Iteration over small samples and recursive improvement
I wasted so much time aiming for a goal and looking at the onset for a solution that works over either a long period of time or a large sample, or both. In both case you have a to wait a long time before you can assess whether you have found a solution or not, and it's improbable that you stumble on the right solution on the first try.
It's good to have an overall direction, but better address the problem in your face today. And the way to do that is by iterating over a small sample, and recursive improvement.
Iterating over a small sample
Addressing the problem in your face today means you don't wait months, or wait for a hundred of observations to evaluate if what you're doing works. Think the simplest version of your idea you can test today or this week. This way you quickly assess if you're onto something. Ten is a good sample size. As in ten people, ten emails, ten trades.

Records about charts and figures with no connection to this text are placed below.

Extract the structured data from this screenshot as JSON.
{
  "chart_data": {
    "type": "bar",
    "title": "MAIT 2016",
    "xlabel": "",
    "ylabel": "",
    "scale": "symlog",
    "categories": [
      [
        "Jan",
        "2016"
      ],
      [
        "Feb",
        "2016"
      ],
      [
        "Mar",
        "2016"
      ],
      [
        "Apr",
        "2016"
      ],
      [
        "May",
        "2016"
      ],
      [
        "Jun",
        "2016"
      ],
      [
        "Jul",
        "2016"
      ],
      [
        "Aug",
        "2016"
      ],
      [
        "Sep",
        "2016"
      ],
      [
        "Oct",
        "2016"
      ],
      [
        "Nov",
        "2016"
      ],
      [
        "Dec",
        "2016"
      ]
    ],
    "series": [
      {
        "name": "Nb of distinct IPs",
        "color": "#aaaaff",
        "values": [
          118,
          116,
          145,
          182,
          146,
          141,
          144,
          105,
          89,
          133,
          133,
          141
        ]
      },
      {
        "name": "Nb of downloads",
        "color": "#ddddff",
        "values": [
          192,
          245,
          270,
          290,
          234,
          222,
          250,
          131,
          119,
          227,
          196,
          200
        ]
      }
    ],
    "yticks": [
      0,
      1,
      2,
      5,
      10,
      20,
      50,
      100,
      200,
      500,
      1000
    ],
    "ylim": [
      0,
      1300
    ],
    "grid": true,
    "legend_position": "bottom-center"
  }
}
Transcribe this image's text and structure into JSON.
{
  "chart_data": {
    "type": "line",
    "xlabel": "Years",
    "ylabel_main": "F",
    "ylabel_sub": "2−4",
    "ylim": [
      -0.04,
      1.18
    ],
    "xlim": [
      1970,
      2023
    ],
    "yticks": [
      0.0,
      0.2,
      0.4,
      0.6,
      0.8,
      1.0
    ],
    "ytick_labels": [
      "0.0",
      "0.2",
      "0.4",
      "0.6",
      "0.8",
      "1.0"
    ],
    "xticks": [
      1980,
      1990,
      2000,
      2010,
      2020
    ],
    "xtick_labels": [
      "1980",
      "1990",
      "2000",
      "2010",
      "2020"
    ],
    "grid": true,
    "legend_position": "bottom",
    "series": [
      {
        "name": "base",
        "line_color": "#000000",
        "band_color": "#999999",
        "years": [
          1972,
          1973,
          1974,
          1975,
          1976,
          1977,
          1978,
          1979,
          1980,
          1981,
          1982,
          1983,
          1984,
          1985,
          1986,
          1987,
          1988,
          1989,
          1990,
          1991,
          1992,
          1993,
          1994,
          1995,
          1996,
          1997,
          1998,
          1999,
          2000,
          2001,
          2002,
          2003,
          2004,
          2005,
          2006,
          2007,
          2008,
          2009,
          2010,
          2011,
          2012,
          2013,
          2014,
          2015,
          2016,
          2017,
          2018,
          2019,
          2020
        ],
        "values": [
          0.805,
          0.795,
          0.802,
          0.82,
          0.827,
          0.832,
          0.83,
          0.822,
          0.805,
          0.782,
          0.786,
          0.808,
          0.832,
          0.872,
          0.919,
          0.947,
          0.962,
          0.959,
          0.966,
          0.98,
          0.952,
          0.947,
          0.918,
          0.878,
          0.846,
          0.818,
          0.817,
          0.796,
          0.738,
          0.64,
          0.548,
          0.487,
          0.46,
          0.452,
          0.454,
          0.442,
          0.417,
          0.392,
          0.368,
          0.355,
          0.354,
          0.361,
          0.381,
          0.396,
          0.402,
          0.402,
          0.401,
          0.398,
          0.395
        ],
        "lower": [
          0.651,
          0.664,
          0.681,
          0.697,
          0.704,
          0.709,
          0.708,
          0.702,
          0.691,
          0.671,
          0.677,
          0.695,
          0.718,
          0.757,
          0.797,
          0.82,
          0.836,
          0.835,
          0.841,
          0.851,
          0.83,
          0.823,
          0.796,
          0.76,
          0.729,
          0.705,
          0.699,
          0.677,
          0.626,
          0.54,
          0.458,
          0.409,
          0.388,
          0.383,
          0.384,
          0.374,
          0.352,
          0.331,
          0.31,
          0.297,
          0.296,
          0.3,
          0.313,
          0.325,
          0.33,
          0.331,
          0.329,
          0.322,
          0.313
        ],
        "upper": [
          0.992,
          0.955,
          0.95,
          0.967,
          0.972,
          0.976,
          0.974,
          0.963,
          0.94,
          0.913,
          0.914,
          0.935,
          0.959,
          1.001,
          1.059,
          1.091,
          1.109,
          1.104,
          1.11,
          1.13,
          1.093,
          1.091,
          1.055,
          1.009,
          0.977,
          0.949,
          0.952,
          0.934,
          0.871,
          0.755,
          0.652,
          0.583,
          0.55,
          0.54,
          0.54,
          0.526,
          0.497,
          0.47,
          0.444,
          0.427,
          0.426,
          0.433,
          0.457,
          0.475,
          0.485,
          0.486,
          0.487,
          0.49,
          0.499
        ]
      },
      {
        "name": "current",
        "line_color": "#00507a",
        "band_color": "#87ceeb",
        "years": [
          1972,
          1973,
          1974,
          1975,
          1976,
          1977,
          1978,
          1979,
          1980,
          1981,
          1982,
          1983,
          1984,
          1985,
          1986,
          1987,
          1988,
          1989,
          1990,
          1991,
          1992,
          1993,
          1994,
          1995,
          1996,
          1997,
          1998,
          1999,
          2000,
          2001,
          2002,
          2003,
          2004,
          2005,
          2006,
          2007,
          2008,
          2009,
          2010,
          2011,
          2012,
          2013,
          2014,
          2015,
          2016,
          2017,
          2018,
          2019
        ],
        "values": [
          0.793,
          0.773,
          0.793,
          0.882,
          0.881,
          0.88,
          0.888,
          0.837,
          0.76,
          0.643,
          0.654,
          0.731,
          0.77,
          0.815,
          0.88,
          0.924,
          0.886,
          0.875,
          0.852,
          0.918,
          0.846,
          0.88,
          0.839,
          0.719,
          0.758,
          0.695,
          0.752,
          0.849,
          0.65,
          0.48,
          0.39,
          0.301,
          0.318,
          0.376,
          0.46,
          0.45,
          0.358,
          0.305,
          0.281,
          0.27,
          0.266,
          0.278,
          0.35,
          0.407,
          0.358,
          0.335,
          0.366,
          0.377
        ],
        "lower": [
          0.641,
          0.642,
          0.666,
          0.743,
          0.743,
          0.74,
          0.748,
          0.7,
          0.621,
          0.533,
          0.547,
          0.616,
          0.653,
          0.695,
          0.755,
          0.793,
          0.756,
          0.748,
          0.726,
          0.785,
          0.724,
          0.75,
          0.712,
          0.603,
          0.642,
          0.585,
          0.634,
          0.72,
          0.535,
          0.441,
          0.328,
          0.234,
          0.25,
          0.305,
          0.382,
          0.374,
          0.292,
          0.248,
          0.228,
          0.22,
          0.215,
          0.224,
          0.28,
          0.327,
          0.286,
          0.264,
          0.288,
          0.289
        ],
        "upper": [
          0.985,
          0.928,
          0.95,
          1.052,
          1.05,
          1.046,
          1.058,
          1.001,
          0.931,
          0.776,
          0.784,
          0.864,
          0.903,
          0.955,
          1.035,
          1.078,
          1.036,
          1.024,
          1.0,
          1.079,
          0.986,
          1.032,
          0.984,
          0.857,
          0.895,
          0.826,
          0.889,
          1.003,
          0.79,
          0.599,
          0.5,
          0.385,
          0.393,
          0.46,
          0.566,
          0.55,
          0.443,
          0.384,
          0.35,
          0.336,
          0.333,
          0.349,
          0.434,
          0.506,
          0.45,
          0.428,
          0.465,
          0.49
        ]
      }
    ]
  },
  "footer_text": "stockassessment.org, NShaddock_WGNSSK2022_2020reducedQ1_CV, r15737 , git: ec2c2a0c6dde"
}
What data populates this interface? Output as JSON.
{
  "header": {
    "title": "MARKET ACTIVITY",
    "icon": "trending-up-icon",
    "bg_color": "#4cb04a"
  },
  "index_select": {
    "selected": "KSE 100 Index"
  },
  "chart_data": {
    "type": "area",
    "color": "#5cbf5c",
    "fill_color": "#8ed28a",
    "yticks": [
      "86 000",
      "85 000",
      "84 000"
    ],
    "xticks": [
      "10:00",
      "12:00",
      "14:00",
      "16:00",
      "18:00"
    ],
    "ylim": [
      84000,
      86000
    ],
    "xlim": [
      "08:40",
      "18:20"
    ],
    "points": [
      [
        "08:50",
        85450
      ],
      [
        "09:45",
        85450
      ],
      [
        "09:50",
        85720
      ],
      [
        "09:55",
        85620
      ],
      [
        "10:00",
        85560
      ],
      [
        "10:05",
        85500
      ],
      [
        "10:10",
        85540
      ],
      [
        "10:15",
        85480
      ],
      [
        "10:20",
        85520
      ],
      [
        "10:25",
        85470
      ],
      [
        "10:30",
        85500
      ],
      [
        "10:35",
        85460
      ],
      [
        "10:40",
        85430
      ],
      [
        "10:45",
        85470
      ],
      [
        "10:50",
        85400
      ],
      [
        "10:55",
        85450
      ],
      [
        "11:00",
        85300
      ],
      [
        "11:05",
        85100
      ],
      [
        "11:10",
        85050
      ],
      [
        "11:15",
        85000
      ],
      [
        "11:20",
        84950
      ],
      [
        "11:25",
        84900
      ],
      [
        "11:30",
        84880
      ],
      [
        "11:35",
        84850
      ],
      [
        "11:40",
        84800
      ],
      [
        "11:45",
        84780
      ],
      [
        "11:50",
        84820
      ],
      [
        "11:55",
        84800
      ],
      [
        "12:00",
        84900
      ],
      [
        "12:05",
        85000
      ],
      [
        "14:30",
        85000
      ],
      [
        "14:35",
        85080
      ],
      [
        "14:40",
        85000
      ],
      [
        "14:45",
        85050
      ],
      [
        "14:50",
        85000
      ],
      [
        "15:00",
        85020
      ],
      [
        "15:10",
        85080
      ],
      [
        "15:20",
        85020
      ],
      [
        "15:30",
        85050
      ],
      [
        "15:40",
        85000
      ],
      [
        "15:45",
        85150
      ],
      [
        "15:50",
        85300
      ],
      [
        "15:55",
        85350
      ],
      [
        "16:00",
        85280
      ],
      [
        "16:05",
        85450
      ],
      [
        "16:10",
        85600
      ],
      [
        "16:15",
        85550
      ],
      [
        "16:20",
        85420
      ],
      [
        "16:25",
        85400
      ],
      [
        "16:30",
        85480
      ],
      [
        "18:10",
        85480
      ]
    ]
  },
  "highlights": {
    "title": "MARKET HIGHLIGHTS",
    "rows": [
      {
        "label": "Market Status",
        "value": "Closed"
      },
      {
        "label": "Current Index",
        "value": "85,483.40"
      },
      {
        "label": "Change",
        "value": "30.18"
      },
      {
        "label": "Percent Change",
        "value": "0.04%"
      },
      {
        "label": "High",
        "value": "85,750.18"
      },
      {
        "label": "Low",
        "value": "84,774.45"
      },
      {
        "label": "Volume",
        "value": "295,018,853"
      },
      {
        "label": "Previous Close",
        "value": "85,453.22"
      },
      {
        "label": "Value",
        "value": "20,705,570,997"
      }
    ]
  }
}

Iterating also means you don't throw an idea away right away when it doesn't work. Look for what can be tweaked to improve your first version. Favor small changes over starting over. That is the essence of iteration.
Big and long stifles iteration.
Small and fast fuels it.
Recursive improvement
Once you've got something going, instead of just adding new things, reuse what you've already got to improve it. That's the principle of the growing snowball. It's not just snow that keeps being added from outside. It's a little chunk of snow that becomes a ball, then it can roll, and by rolling it collects more snow.
Think of IA used to improve IA.
That's how nature works. It takes a single cell then use it to create two, then four, etc. and keeps reusing what has just been created along the way to keep improving.
So if you built or found something that solves the problem in your face today, use it to come up with an improved solution that solves a bigger [more ambitious] version of the problem.